Back in Abercrombie Street, I look through the window of a Legal office to an open birdcage. The bird is perched on the head of the person hunched over their computer. It’s pecking at the fibre of the striped beanie warming her head.
Carriageworks is next. Affected by COVID, it will be interesting to see how this once vibrant and exciting art space changes in the post-pandemic era. On ground level, reflections from Rebecca Baumann’s “Radiant Flux” colour rain puddles from the earlier shower.

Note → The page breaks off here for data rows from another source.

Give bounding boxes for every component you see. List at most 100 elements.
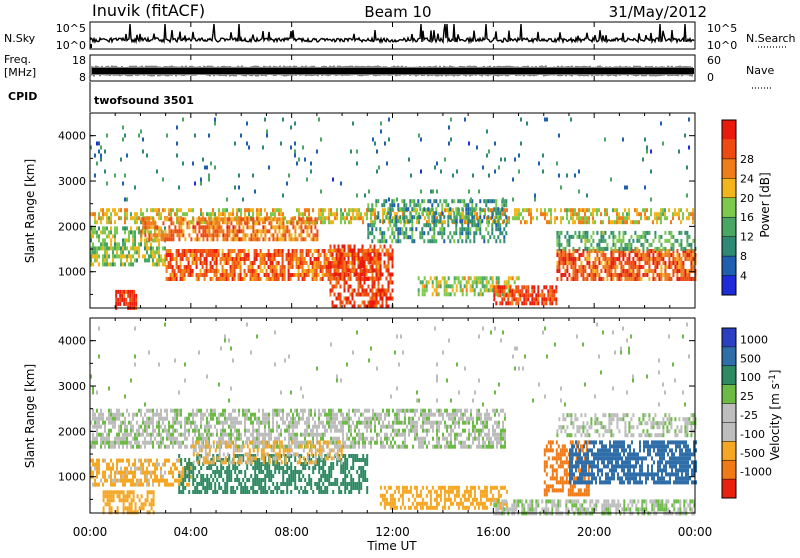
heatmap-cell <box>224 237 226 241</box>
heatmap-cell <box>134 433 136 437</box>
heatmap-cell <box>408 417 410 421</box>
heatmap-cell <box>366 421 368 425</box>
heatmap-cell <box>386 413 388 417</box>
heatmap-cell <box>541 289 543 293</box>
heatmap-cell <box>409 219 411 223</box>
heatmap-cell <box>364 289 366 293</box>
heatmap-cell <box>268 433 270 437</box>
heatmap-cell <box>332 212 334 216</box>
heatmap-cell <box>130 441 132 445</box>
heatmap-cell <box>184 429 186 433</box>
heatmap-cell <box>572 257 574 261</box>
heatmap-cell <box>280 221 282 225</box>
heatmap-cell <box>274 229 276 233</box>
heatmap-cell <box>200 217 202 221</box>
heatmap-cell <box>276 261 278 265</box>
heatmap-cell <box>498 441 500 445</box>
heatmap-cell <box>380 245 382 249</box>
heatmap-cell <box>178 229 180 233</box>
heatmap-cell <box>312 433 314 437</box>
heatmap-cell <box>626 269 628 273</box>
heatmap-cell <box>570 208 572 212</box>
heatmap-cell <box>164 229 166 233</box>
heatmap-cell <box>278 221 280 225</box>
heatmap-cell <box>198 409 200 413</box>
heatmap-cell <box>188 257 190 261</box>
heatmap-cell <box>104 212 106 216</box>
heatmap-cell <box>618 235 620 239</box>
heatmap-cell <box>436 190 438 194</box>
heatmap-cell <box>214 166 216 170</box>
heatmap-cell <box>531 289 533 293</box>
heatmap-cell <box>344 257 346 261</box>
heatmap-cell <box>392 281 394 285</box>
heatmap-cell <box>282 229 284 233</box>
heatmap-cell <box>454 292 456 296</box>
heatmap-cell <box>298 261 300 265</box>
heatmap-cell <box>162 208 164 212</box>
heatmap-cell <box>182 221 184 225</box>
heatmap-cell <box>344 269 346 273</box>
heatmap-cell <box>254 429 256 433</box>
heatmap-cell <box>624 247 626 251</box>
heatmap-cell <box>482 284 484 288</box>
heatmap-cell <box>282 221 284 225</box>
heatmap-cell <box>459 235 461 239</box>
heatmap-cell <box>128 234 130 238</box>
heatmap-cell <box>116 254 118 258</box>
heatmap-cell <box>312 269 314 273</box>
heatmap-cell <box>234 265 236 269</box>
heatmap-cell <box>364 257 366 261</box>
heatmap-cell <box>418 445 420 449</box>
heatmap-cell <box>378 417 380 421</box>
heatmap-cell <box>404 413 406 417</box>
heatmap-cell <box>354 425 356 429</box>
heatmap-cell <box>457 199 459 203</box>
heatmap-cell <box>592 247 594 251</box>
heatmap-cell <box>200 269 202 273</box>
heatmap-cell <box>136 421 138 425</box>
heatmap-cell <box>648 269 650 273</box>
heatmap-cell <box>114 262 116 266</box>
heatmap-cell <box>688 257 690 261</box>
heatmap-cell <box>308 208 310 212</box>
heatmap-cell <box>372 138 374 142</box>
heatmap-cell <box>306 421 308 425</box>
heatmap-cell <box>204 166 206 170</box>
heatmap-cell <box>308 273 310 277</box>
heatmap-cell <box>334 257 336 261</box>
heatmap-cell <box>136 212 138 216</box>
heatmap-cell <box>262 237 264 241</box>
heatmap-cell <box>340 261 342 265</box>
heatmap-cell <box>268 425 270 429</box>
heatmap-cell <box>586 277 588 281</box>
heatmap-cell <box>493 207 495 211</box>
heatmap-cell <box>371 207 373 211</box>
heatmap-cell <box>276 437 278 441</box>
heatmap-cell <box>240 273 242 277</box>
heatmap-cell <box>628 253 630 257</box>
heatmap-cell <box>372 409 374 413</box>
heatmap-cell <box>114 441 116 445</box>
heatmap-cell <box>676 273 678 277</box>
heatmap-cell <box>551 293 553 297</box>
heatmap-cell <box>322 208 324 212</box>
heatmap-cell <box>202 225 204 229</box>
heatmap-cell <box>614 261 616 265</box>
heatmap-cell <box>320 190 322 194</box>
heatmap-cell <box>622 235 624 239</box>
heatmap-cell <box>194 425 196 429</box>
heatmap-cell <box>612 220 614 224</box>
heatmap-cell <box>654 277 656 281</box>
heatmap-cell <box>640 253 642 257</box>
heatmap-cell <box>300 225 302 229</box>
heatmap-cell <box>168 433 170 437</box>
heatmap-cell <box>270 233 272 237</box>
colorbar-swatch <box>722 198 736 217</box>
heatmap-cell <box>362 265 364 269</box>
heatmap-cell <box>354 261 356 265</box>
heatmap-cell <box>222 433 224 437</box>
heatmap-cell <box>92 463 94 467</box>
heatmap-cell <box>360 281 362 285</box>
heatmap-cell <box>330 293 332 297</box>
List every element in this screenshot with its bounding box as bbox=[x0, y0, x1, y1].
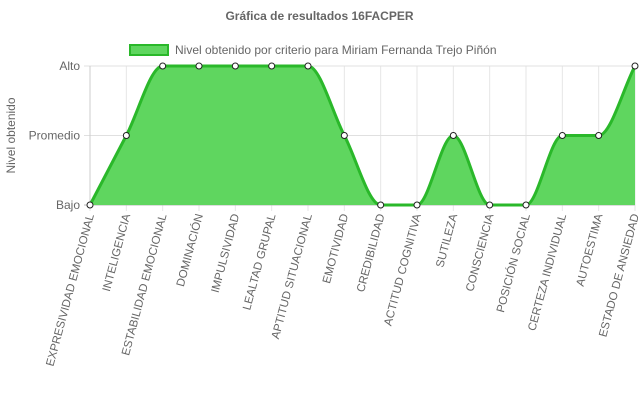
x-tick-label: SUTILEZA bbox=[434, 212, 460, 269]
data-point[interactable] bbox=[268, 62, 276, 70]
data-point[interactable] bbox=[231, 62, 239, 70]
x-tick-label: EXPRESIVIDAD EMOCIONAL bbox=[45, 212, 97, 368]
x-tick-label: EMOTIVIDAD bbox=[321, 213, 351, 285]
data-point[interactable] bbox=[122, 132, 130, 139]
data-point[interactable] bbox=[86, 201, 94, 209]
x-tick-label: LEALTAD GRUPAL bbox=[241, 212, 278, 311]
data-point[interactable] bbox=[449, 132, 457, 139]
x-tick-label: INTELIGENCIA bbox=[101, 212, 133, 293]
chart-title: Gráfica de resultados 16FACPER bbox=[225, 9, 414, 23]
x-tick-label: IMPULSIVIDAD bbox=[210, 213, 243, 295]
x-tick-label: POSICIÓN SOCIAL bbox=[494, 212, 533, 314]
y-tick-label: Bajo bbox=[56, 198, 80, 212]
data-point[interactable] bbox=[340, 132, 348, 139]
y-tick-label: Alto bbox=[59, 59, 80, 73]
legend-label: Nivel obtenido por criterio para Miriam … bbox=[175, 43, 497, 57]
x-tick-label: APTITUD SITUACIONAL bbox=[270, 212, 315, 340]
data-point[interactable] bbox=[159, 62, 167, 70]
legend[interactable]: Nivel obtenido por criterio para Miriam … bbox=[129, 42, 497, 58]
x-tick-label: ACTITUD COGNITIVA bbox=[382, 212, 424, 327]
data-point[interactable] bbox=[195, 62, 203, 70]
data-point[interactable] bbox=[595, 132, 603, 139]
x-tick-label: ESTADO DE ANSIEDAD bbox=[597, 213, 639, 339]
y-tick-label: Promedio bbox=[29, 129, 81, 143]
data-point[interactable] bbox=[304, 62, 312, 70]
data-point[interactable] bbox=[631, 62, 639, 70]
x-tick-label: DOMINACIÓN bbox=[174, 212, 206, 288]
data-point[interactable] bbox=[486, 201, 494, 209]
data-point[interactable] bbox=[522, 201, 530, 209]
data-point[interactable] bbox=[413, 201, 421, 209]
x-tick-label: AUTOESTIMA bbox=[575, 212, 606, 287]
x-tick-label: CONSCIENCIA bbox=[464, 212, 496, 293]
data-point[interactable] bbox=[377, 201, 385, 209]
data-point[interactable] bbox=[558, 132, 566, 139]
x-tick-label: CREDIBILIDAD bbox=[355, 213, 387, 294]
x-tick-label: CERTEZA INDIVIDUAL bbox=[526, 212, 569, 332]
legend-swatch bbox=[129, 44, 169, 56]
series-area bbox=[90, 66, 635, 205]
series-line bbox=[88, 64, 637, 207]
y-axis-title: Nivel obtenido bbox=[4, 97, 18, 173]
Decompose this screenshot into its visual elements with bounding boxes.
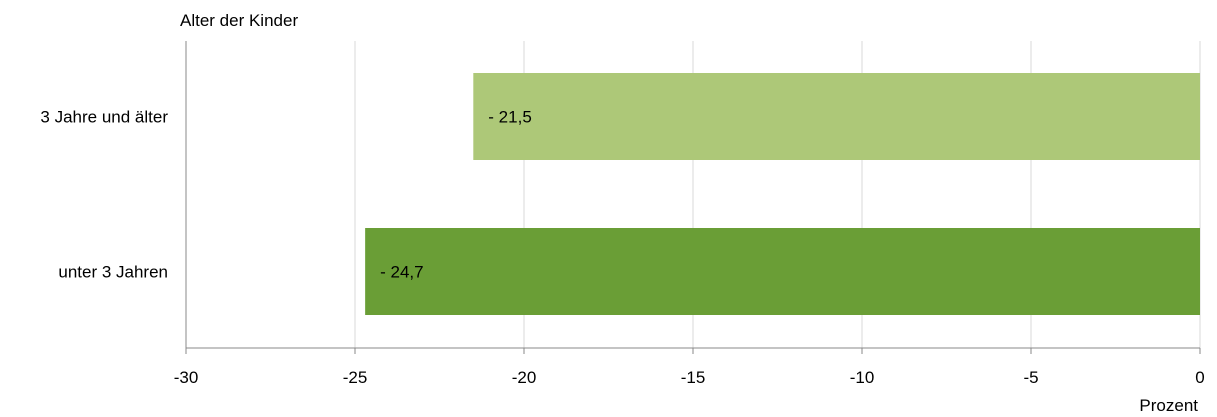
category-label: unter 3 Jahren bbox=[58, 263, 168, 282]
bar bbox=[365, 228, 1200, 315]
tick-label: -5 bbox=[1023, 368, 1038, 387]
tick-label: -20 bbox=[512, 368, 537, 387]
bar bbox=[473, 73, 1200, 160]
value-axis-title: Prozent bbox=[1139, 396, 1198, 415]
bars: - 21,5 - 24,7 bbox=[365, 73, 1200, 315]
category-axis-title: Alter der Kinder bbox=[180, 11, 298, 30]
data-label: - 24,7 bbox=[380, 263, 423, 282]
tick-label: -30 bbox=[174, 368, 199, 387]
category-label: 3 Jahre und älter bbox=[40, 108, 168, 127]
data-label: - 21,5 bbox=[488, 108, 531, 127]
tick-label: -15 bbox=[681, 368, 706, 387]
value-axis-ticks: -30 -25 -20 -15 -10 -5 0 bbox=[174, 348, 1205, 387]
tick-label: -10 bbox=[850, 368, 875, 387]
tick-label: -25 bbox=[343, 368, 368, 387]
tick-label: 0 bbox=[1195, 368, 1204, 387]
category-labels: 3 Jahre und älter unter 3 Jahren bbox=[40, 108, 168, 282]
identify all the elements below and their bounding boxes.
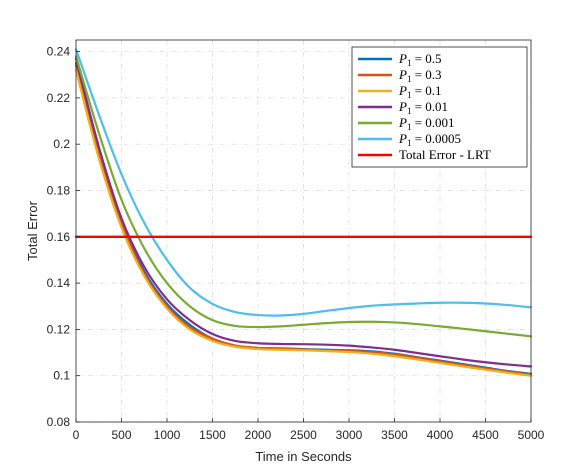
y-tick-label: 0.2 (53, 137, 70, 151)
y-tick-label: 0.12 (47, 322, 71, 336)
legend-entry-2: P1 = 0.1 (398, 83, 442, 100)
x-axis-label: Time in Seconds (255, 449, 352, 464)
x-tick-label: 4500 (472, 428, 499, 442)
series-group (74, 48, 533, 377)
legend-entry-1: P1 = 0.3 (398, 67, 442, 84)
y-tick-label: 0.08 (47, 415, 71, 429)
x-tick-label: 2500 (290, 428, 317, 442)
series-line-2 (74, 68, 533, 377)
series-line-5 (74, 48, 533, 317)
y-tick-label: 0.22 (47, 91, 71, 105)
x-tick-label: 4000 (427, 428, 454, 442)
series-line-4 (74, 55, 533, 338)
y-axis-label: Total Error (25, 200, 40, 261)
y-tick-label: 0.18 (47, 183, 71, 197)
x-tick-label: 1500 (199, 428, 226, 442)
legend-entry-0: P1 = 0.5 (398, 51, 442, 68)
x-tick-label: 1000 (154, 428, 181, 442)
series-line-3 (74, 57, 533, 368)
legend-entry-5: P1 = 0.0005 (398, 131, 461, 148)
ticks: 0 500 1000 1500 2000 2500 3000 3500 4000 4500 5000… (47, 45, 545, 442)
legend-entry-4: P1 = 0.001 (398, 115, 455, 132)
x-tick-label: 3500 (381, 428, 408, 442)
y-tick-label: 0.14 (47, 276, 71, 290)
y-tick-label: 0.1 (53, 369, 70, 383)
legend-entry-3: P1 = 0.01 (398, 99, 448, 116)
x-tick-label: 500 (111, 428, 131, 442)
y-tick-label: 0.16 (47, 230, 71, 244)
y-tick-label: 0.24 (47, 45, 71, 59)
x-tick-label: 2000 (245, 428, 272, 442)
x-tick-label: 0 (73, 428, 80, 442)
x-tick-label: 5000 (518, 428, 545, 442)
legend-entry-6: Total Error - LRT (399, 147, 491, 162)
x-tick-label: 3000 (336, 428, 363, 442)
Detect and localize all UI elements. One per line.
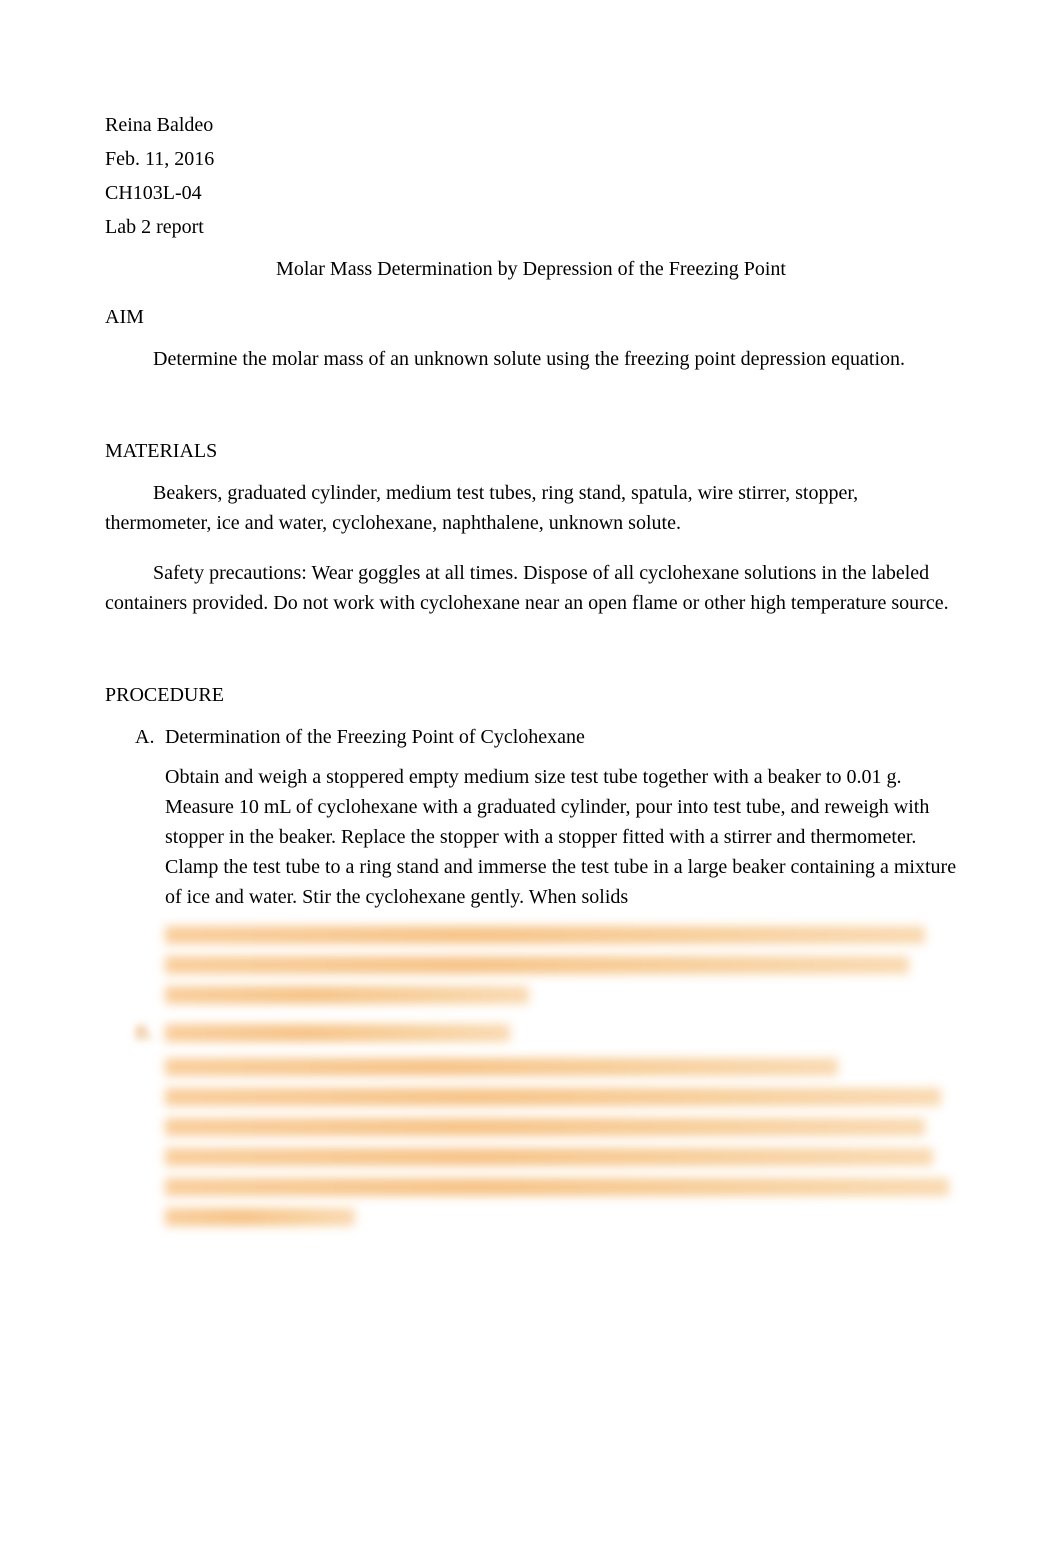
author-name: Reina Baldeo [105, 110, 957, 140]
procedure-list: A. Determination of the Freezing Point o… [135, 722, 957, 752]
list-marker-a: A. [135, 722, 165, 752]
aim-body: Determine the molar mass of an unknown s… [105, 344, 957, 374]
course-code: CH103L-04 [105, 178, 957, 208]
list-label-b-obscured [165, 1024, 510, 1042]
spacer [105, 394, 957, 418]
spacer [105, 638, 957, 662]
obscured-text-line [165, 1058, 838, 1076]
list-label-a: Determination of the Freezing Point of C… [165, 722, 957, 752]
obscured-text-line [165, 1088, 941, 1106]
procedure-body-a: Obtain and weigh a stoppered empty mediu… [165, 762, 957, 912]
aim-heading: AIM [105, 302, 957, 332]
materials-body-2: Safety precautions: Wear goggles at all … [105, 558, 957, 618]
procedure-body-b-obscured [165, 1058, 957, 1226]
procedure-item-a: A. Determination of the Freezing Point o… [135, 722, 957, 752]
obscured-text-line [165, 956, 909, 974]
materials-body-1: Beakers, graduated cylinder, medium test… [105, 478, 957, 538]
obscured-text-line [165, 926, 925, 944]
obscured-text-line [165, 1148, 933, 1166]
obscured-text-line [165, 986, 529, 1004]
materials-heading: MATERIALS [105, 436, 957, 466]
lab-line: Lab 2 report [105, 212, 957, 242]
document-title: Molar Mass Determination by Depression o… [105, 254, 957, 284]
obscured-text-line [165, 1118, 925, 1136]
page: Reina Baldeo Feb. 11, 2016 CH103L-04 Lab… [0, 0, 1062, 1561]
procedure-item-b: B. [135, 1018, 957, 1048]
obscured-text-line [165, 1208, 355, 1226]
obscured-text-line [165, 1178, 949, 1196]
procedure-body-a-obscured [165, 926, 957, 1004]
procedure-heading: PROCEDURE [105, 680, 957, 710]
date-line: Feb. 11, 2016 [105, 144, 957, 174]
list-marker-b: B. [135, 1018, 165, 1048]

Walking back to Redfern Station, I pass Skipping Girls and some of Will Coles’ concrete graffiti. The balaclava that I’ve seen in many places and a pair of concrete gloves
Redfern has subtly changed since I last wrote about the suburb. Gentrification marches on with new hip cafés and unit blocks around the station. However, this time, and it could have been the different route I took, I observed a strong Aboriginal presence.